According to our 2018 Application Protect Report, the most common initial breach target over the last year was the web application, at 53 percent. Application-related attacks accounted for the highest percentage (47 percent) of the associated breach costs. Different web attacks come and go, but the number one web application threat is always the same: injection attacks. Typically these are database (SQL) injection attacks, but we have been seeing code injection attacks against login pages as well.
The second most common method of breaching an organization is through compromised identities (33 percent of the initial breach targets). Phishing attacks continue to be a huge problem, but now we are seeing sustained campaigns of credential stuffing.
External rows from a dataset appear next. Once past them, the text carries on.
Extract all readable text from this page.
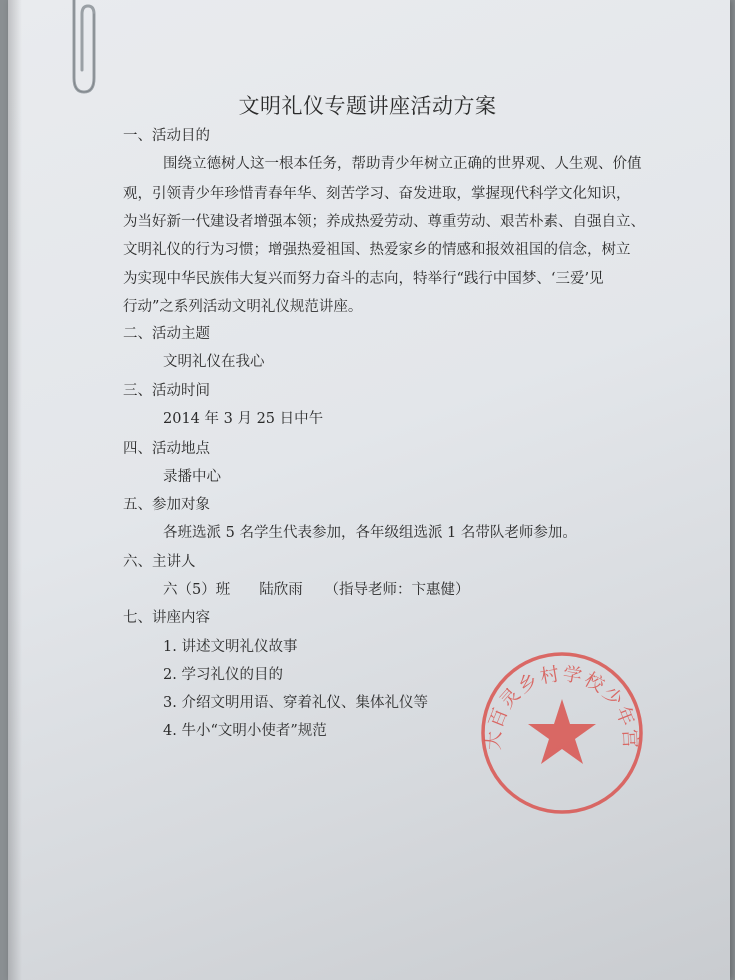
文明礼仪专题讲座活动方案
一、活动目的
围绕立德树人这一根本任务，帮助青少年树立正确的世界观、人生观、价值
观，引领青少年珍惜青春年华、刻苦学习、奋发进取，掌握现代科学文化知识，
为当好新一代建设者增强本领；养成热爱劳动、尊重劳动、艰苦朴素、自强自立、
文明礼仪的行为习惯；增强热爱祖国、热爱家乡的情感和报效祖国的信念，树立
为实现中华民族伟大复兴而努力奋斗的志向，特举行“践行中国梦、‘三爱’见
行动”之系列活动文明礼仪规范讲座。
二、活动主题
文明礼仪在我心
三、活动时间
2014 年 3 月 25 日中午
四、活动地点
录播中心
五、参加对象
各班选派 5 名学生代表参加，各年级组选派 1 名带队老师参加。
六、主讲人
六（5）班　　陆欣雨　　（指导老师：卞惠健）
七、讲座内容
1. 讲述文明礼仪故事
2. 学习礼仪的目的
3. 介绍文明用语、穿着礼仪、集体礼仪等
4. 牛小“文明小使者”规范	大百灵乡村学校少年宫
With credential stuffing, attackers attempt to crack new web applications with the hundreds of millions of compromised usernames and password that were revealed in all the previous breaches. Credential stuffing is effective because 75% of Internet users re-use their passwords.
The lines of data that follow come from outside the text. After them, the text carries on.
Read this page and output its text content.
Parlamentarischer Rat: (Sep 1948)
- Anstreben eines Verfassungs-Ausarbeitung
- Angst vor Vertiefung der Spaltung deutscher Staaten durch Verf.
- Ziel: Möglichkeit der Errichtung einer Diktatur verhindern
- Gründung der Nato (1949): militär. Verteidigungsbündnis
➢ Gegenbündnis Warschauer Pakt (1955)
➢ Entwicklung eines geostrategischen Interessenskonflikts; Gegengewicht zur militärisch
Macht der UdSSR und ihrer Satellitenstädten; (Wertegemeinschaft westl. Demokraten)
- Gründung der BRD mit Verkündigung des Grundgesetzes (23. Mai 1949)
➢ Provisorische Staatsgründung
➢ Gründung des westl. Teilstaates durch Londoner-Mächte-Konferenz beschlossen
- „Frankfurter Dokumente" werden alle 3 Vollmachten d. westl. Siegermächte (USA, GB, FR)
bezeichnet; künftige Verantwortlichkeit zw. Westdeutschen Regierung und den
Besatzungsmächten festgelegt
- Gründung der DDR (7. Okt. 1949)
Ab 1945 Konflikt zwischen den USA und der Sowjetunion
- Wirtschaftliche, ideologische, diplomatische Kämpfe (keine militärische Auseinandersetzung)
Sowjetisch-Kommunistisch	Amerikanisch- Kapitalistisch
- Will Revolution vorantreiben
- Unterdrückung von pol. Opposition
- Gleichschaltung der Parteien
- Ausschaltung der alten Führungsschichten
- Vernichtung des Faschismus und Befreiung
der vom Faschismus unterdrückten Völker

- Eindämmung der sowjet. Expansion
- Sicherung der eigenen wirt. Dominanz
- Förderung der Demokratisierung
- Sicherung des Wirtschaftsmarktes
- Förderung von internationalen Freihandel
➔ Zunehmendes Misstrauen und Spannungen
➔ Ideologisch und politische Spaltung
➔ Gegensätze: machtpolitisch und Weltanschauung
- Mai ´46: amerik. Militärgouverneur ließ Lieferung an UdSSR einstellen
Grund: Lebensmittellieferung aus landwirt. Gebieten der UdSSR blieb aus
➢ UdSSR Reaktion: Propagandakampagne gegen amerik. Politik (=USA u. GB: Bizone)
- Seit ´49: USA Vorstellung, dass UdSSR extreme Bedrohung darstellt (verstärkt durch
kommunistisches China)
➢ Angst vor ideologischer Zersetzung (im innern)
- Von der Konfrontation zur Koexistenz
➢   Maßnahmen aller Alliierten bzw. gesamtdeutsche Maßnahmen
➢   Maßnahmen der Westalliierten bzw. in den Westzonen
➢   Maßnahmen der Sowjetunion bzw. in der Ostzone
Compromised credentials account for 24 percent of breach costs. If you add these to the breach costs associated to web application attacks then you will find that over 70 percent of breach costs come from the threat vectors of web application attacks and identities. Many conventional security teams are still searching in the wrong places such as network hacking but the attackers have figured out the real weak spots.
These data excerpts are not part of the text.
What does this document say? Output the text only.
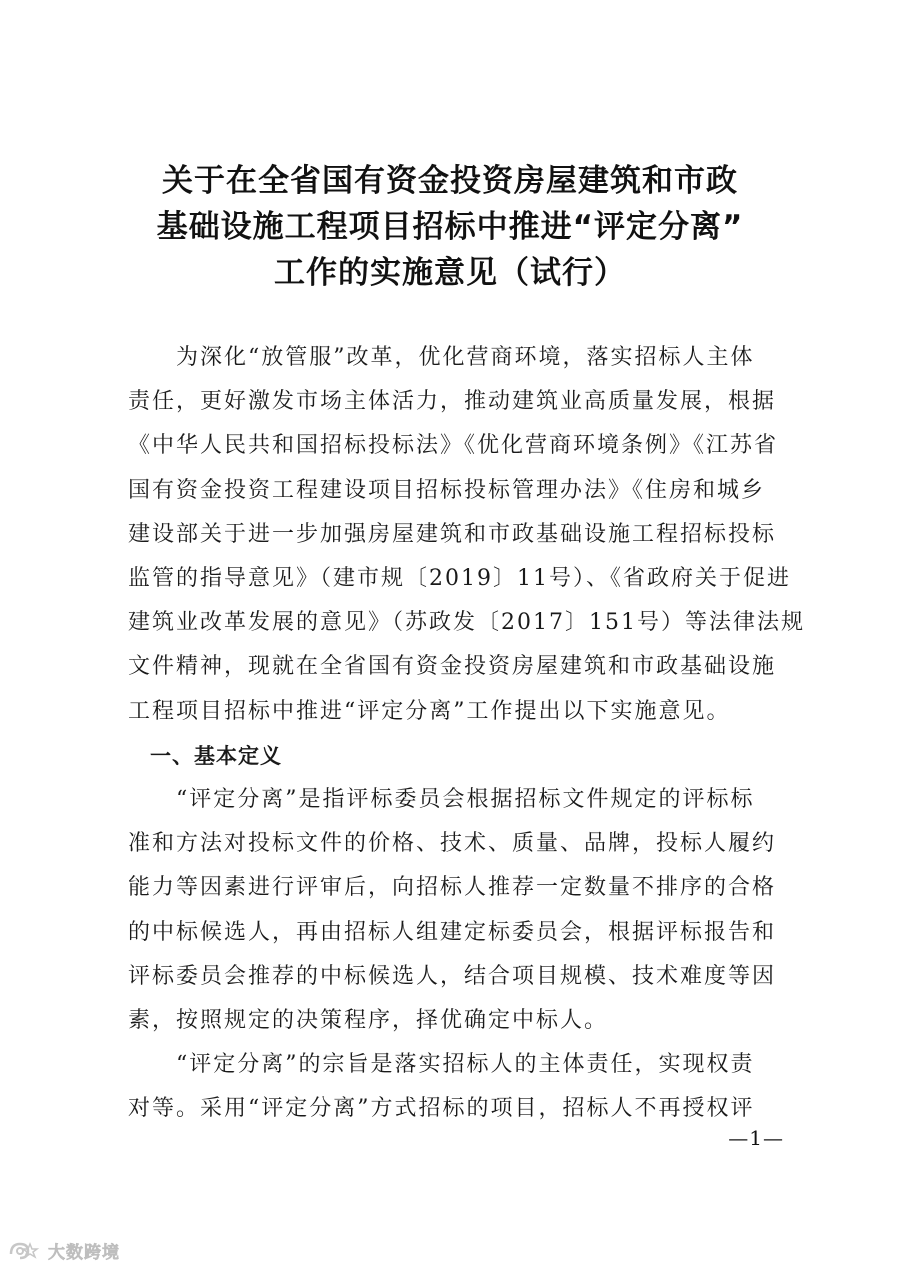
关于在全省国有资金投资房屋建筑和市政
基础设施工程项目招标中推进“评定分离”
工作的实施意见（试行）
　　为深化“放管服”改革，优化营商环境，落实招标人主体
责任，更好激发市场主体活力，推动建筑业高质量发展，根据
《中华人民共和国招标投标法》《优化营商环境条例》《江苏省
国有资金投资工程建设项目招标投标管理办法》《住房和城乡
建设部关于进一步加强房屋建筑和市政基础设施工程招标投标
监管的指导意见》（建市规〔2019〕11号）、《省政府关于促进
建筑业改革发展的意见》（苏政发〔2017〕151号）等法律法规
文件精神，现就在全省国有资金投资房屋建筑和市政基础设施
工程项目招标中推进“评定分离”工作提出以下实施意见。
　一、基本定义
　　“评定分离”是指评标委员会根据招标文件规定的评标标
准和方法对投标文件的价格、技术、质量、品牌，投标人履约
能力等因素进行评审后，向招标人推荐一定数量不排序的合格
的中标候选人，再由招标人组建定标委员会，根据评标报告和
评标委员会推荐的中标候选人，结合项目规模、技术难度等因
素，按照规定的决策程序，择优确定中标人。
　　“评定分离”的宗旨是落实招标人的主体责任，实现权责
对等。采用“评定分离”方式招标的项目，招标人不再授权评
—1—
大数跨境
Our top three recommendations for a modern defense strategy are:
1. Shift your focus to the primary target, i.e., applications. Too much attention is spent on just blocking ports and segmenting networks. Of course, those strategies have their value, but as the 2018 Application Protection report shows, attackers are getting deep into the data through the applications. Our survey respondents identified the Web Application Firewall as their primary tool in defending applications.
2. Prevent user mistakes that result in massive data extraction. For example, broaden the use of two-factor authentication especially for key personnel like administrators. If possible, extend two-factor to all employees. Reduce the threat surface by using proper access control.
3. Since we live in an assume-breach world, get your visibility in order. Properly decrypt application traffic coming into data centers, and user traffic exiting headquarters so that you can send it to your security inspection stack. There are a legion of instruction detection, prevention, and forensic tools available today, but they are useless if they inspect only encrypted data.